The report states that Malaysia has struggled to update its defense equipment over the years and a cut in its defense budget this year all but derailed efforts to replace navy ships, some of which have been in service for 35 years or more.
Costs have been a big hurdle but using palm oil to help pay for equipment could open new avenues to upgrade, Defence Minister Mohamad Sabu said on Monday.
Mohamad said discussions on paying with palm oil had started with China, Russia, India, Pakistan, Turkey and Iran. “If they are prepared to accept a palm barter trade, we are very willing to go in that direction,” Mohamad told Reuters in an interview.

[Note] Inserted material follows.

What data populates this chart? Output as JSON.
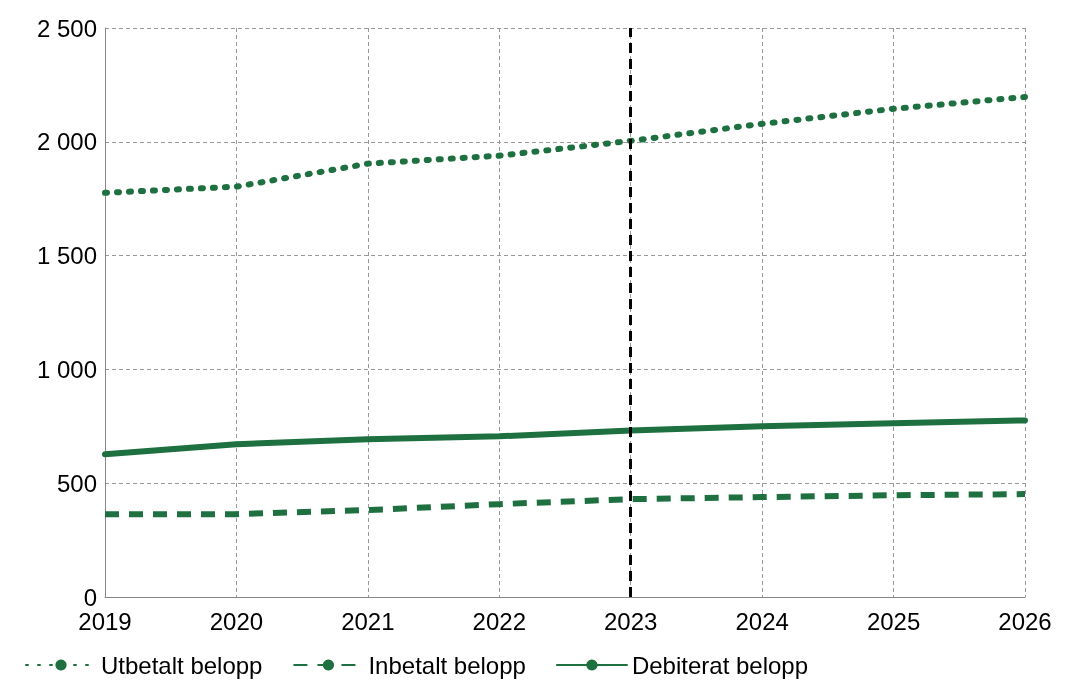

We have a lot of palm oil.
The report stated that Southeast Asian countries would need to work together to make sure their interests are not drowned out by big powers like the US and China jostling for control, Mohamad said. “We want this region to remain peaceful and neutral,” he said.
Malaysia and Indonesia, the world’s two largest palm oil producers, are embroiled in a dispute with the European Union over a plan to phase out the commodity from renewable fuels used by the bloc by 2030 over deforestation concerns.
The two countries supply about 85% of global palm oil, much of which is used in food but also in items such as lipstick and soap.